Nexthink is looking for a strong Platform Engineer with SRE operations experience to strengthen our infrastructure and accelerate our ability to deploy, monitor, and scale systems effectively. As a SaaS provider, our customers rely on us to deliver a seamless, reliable, and scalable experience 24 / 7.  This role needs to be located in West or Mountain Time Zone.

Join Nexthink's vibrant team where cutting-edge technology meets innovation. Be a part of Nexthink's Digital Employee Experience technological revolution, ensuring our global customers enjoy a seamless user experience.

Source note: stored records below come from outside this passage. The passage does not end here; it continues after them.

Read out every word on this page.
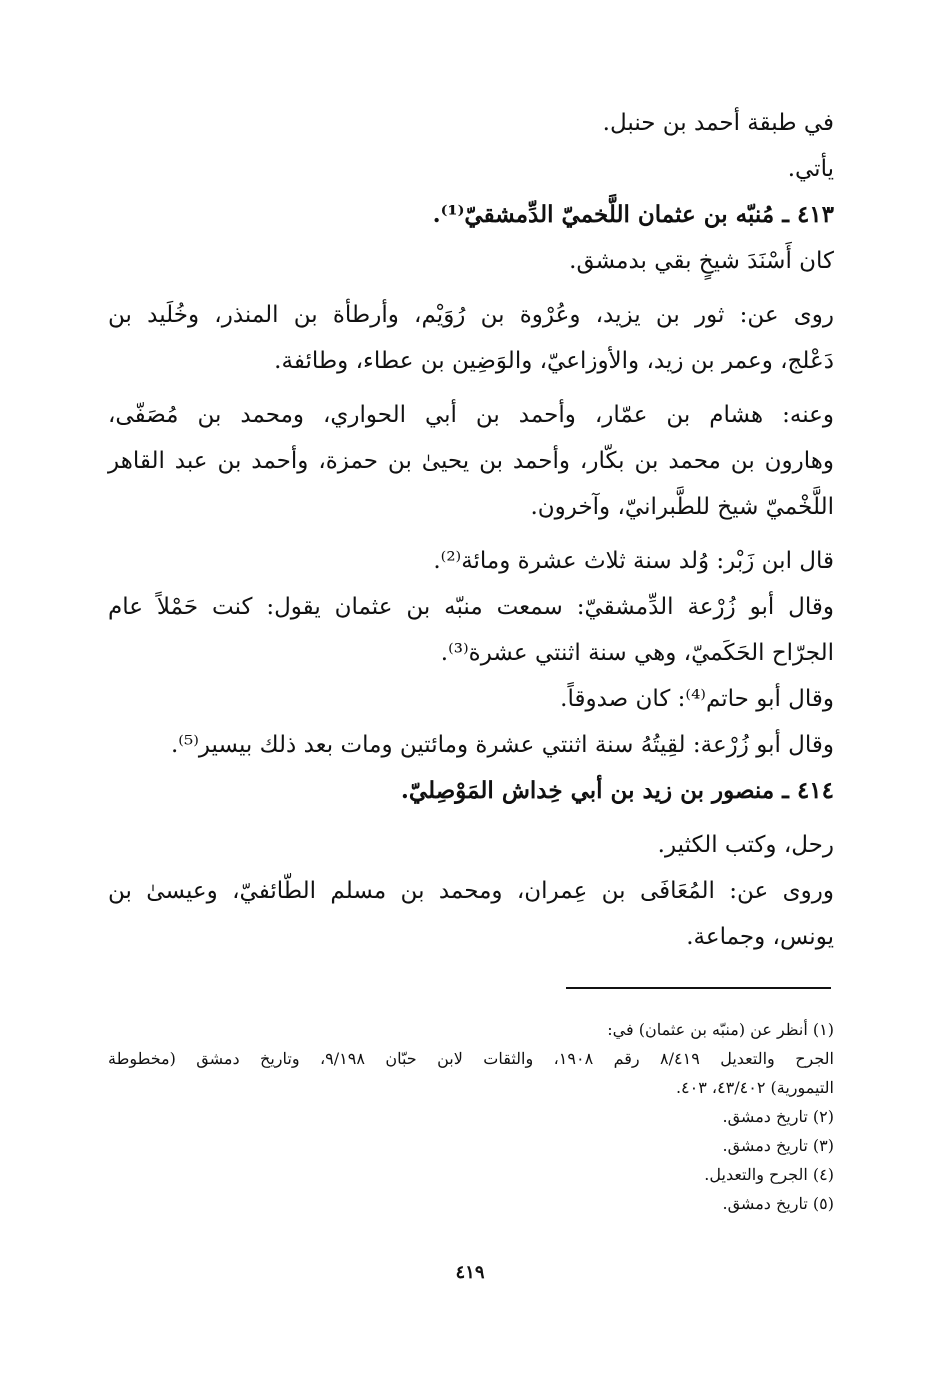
في طبقة أحمد بن حنبل.
يأتي.
٤١٣ ـ مُنبّه بن عثمان اللَّخميّ الدِّمشقيّ⁽¹⁾.
كان أَسْنَدَ شيخٍ بقي بدمشق.
روى عن: ثور بن يزيد، وعُرْوة بن رُوَيْم، وأرطأة بن المنذر، وخُلَيد بن
دَعْلج، وعمر بن زيد، والأوزاعيّ، والوَضِين بن عطاء، وطائفة.
وعنه: هشام بن عمّار، وأحمد بن أبي الحواري، ومحمد بن مُصَفّى،
وهارون بن محمد بن بكّار، وأحمد بن يحيىٰ بن حمزة، وأحمد بن عبد القاهر
اللَّخْميّ شيخ للطَّبرانيّ، وآخرون.
قال ابن زَبْر: وُلد سنة ثلاث عشرة ومائة⁽²⁾.
وقال أبو زُرْعة الدِّمشقيّ: سمعت منبّه بن عثمان يقول: كنت حَمْلاً عام
الجرّاح الحَكَميّ، وهي سنة اثنتي عشرة⁽³⁾.
وقال أبو حاتم⁽⁴⁾: كان صدوقاً.
وقال أبو زُرْعة: لقِيتُهُ سنة اثنتي عشرة ومائتين ومات بعد ذلك بيسير⁽⁵⁾.
٤١٤ ـ منصور بن زيد بن أبي خِداش المَوْصِليّ.
رحل، وكتب الكثير.
وروى عن: المُعَافَى بن عِمران، ومحمد بن مسلم الطّائفيّ، وعيسىٰ بن
يونس، وجماعة.
(١) أنظر عن (منبّه بن عثمان) في:
الجرح والتعديل ٨/٤١٩ رقم ١٩٠٨، والثقات لابن حبّان ٩/١٩٨، وتاريخ دمشق (مخطوطة
التيمورية) ٤٣/٤٠٢، ٤٠٣.
(٢) تاريخ دمشق.
(٣) تاريخ دمشق.
(٤) الجرح والتعديل.
(٥) تاريخ دمشق.
٤١٩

Embrace the future with Nexthink in US; apply now and become a key player in our dynamic Platform Engineering / SRE organization.

What You'll Do :

  • Design, build, and maintain the infrastructure powering our multi-tenant SaaS platform with reliability, security, and scalability in mind.
  • Implement and manage cloud-native systems (AWS) using best-in-class tools and automation.
  • Operate and enhance Kubernetes clusters , deployment pipelines, and service meshes to support continuous delivery.
  • Establish and enforce SLOs, SLAs, and error budgets , and proactively address availability and performance issues.
  • Develop infrastructure as code (Terraform or similar) for repeatable and auditable provisioning.
  • Experience in programming solutions for Platform Tools such as for automation, monitoring, provisioning, using programming technologies.
  • Solid understanding of the network stack (TCP / IP, VPN, HTTP, SSL, routing, etc.), cloud topologies (VPC, Virtual Subnets, NACLS, NSG, ILB, ELB, etc.) and storage (S3, EBS, Azure Files etc).
  • Monitor system health, application performance, and user-facing SLAs using tools like Datadog, Prometheus, Grafana ...
  • Be a main actor and improve incident response practices and help reduce mean time to detect (MTTD) and recover (MTTR). Experience in coordinating teams and persons to maintain a SLA.
  • Ability to troubleshoot, narrow down and fix incidents with minimal intervention of other functions.
  • Participate in a shared on-call rotation , responding to incidents, troubleshooting outages, and driving timely resolution and communication.
  • Work closely with software engineers to embed reliability and observability into every service.
  • Develop automated runbooks, health checks, and alerting to support reliable operations with minimal manual intervention.
  • Support automated testing , canary deployments , and rollback strategies to ensure safe, fast, and reliable releases.
  • Contribute to security best practices , compliance automation, and cost optimization.

Qualifications

  • Minimum BS in Computer Science / Engineering
  • 5+ years in an SRE / platform engineering role supporting SaaS platforms.
  • Strong hands-on experience with public cloud services (AWS, GCP, Azure).
  • Proficiency with Kubernetes , container-based deployment and related ecosystems (Helm...), and containerized microservices.
  • Strong programming or scripting skills (Python, Go, Bash...).
  • Experience with CI / CD pipelines (e.g., GitHub Actions, GitLab CI, ArgoCD).
  • Experience with observability stacks (Prometheus, ELK / EFK, Datadog, etc.).
  • Comfort with being part of a rotating on-call schedule , including handling critical incidents and conducting post-incident reviews.
  • Strong system-level troubleshooting skills and a proactive mindset toward incident prevention.
  • Deep understanding of Linux systems , networking, and common troubleshooting practices.
  • Experience supporting multi-tenant microservices architectures .
  • Familiarity with service mesh , e.g., Istio.
  • Knowledge of zero-downtime deployment strategies , blue / green and canary releases.
  • Exposure to compliance standards such as SOC 2, ISO 27001, or HIPAA. FedRAMP experience is a big plus.
  • Experience with chaos engineering or resilience testing practices.
  • Additional Information

    We are the pioneers and trailblazers of a global IT Market Category (DEX) that is shaping the future of how the world works, giving our customers’ IT Teams total digital visibility across their enterprise. Our innovative solutions integrate real-time analytics, automation, and employee feedback across all endpoints. This enables our IT teams to solve complex technical challenges, create ever more productive workplaces, and deliver happy, satisfied employees in the digital workplace.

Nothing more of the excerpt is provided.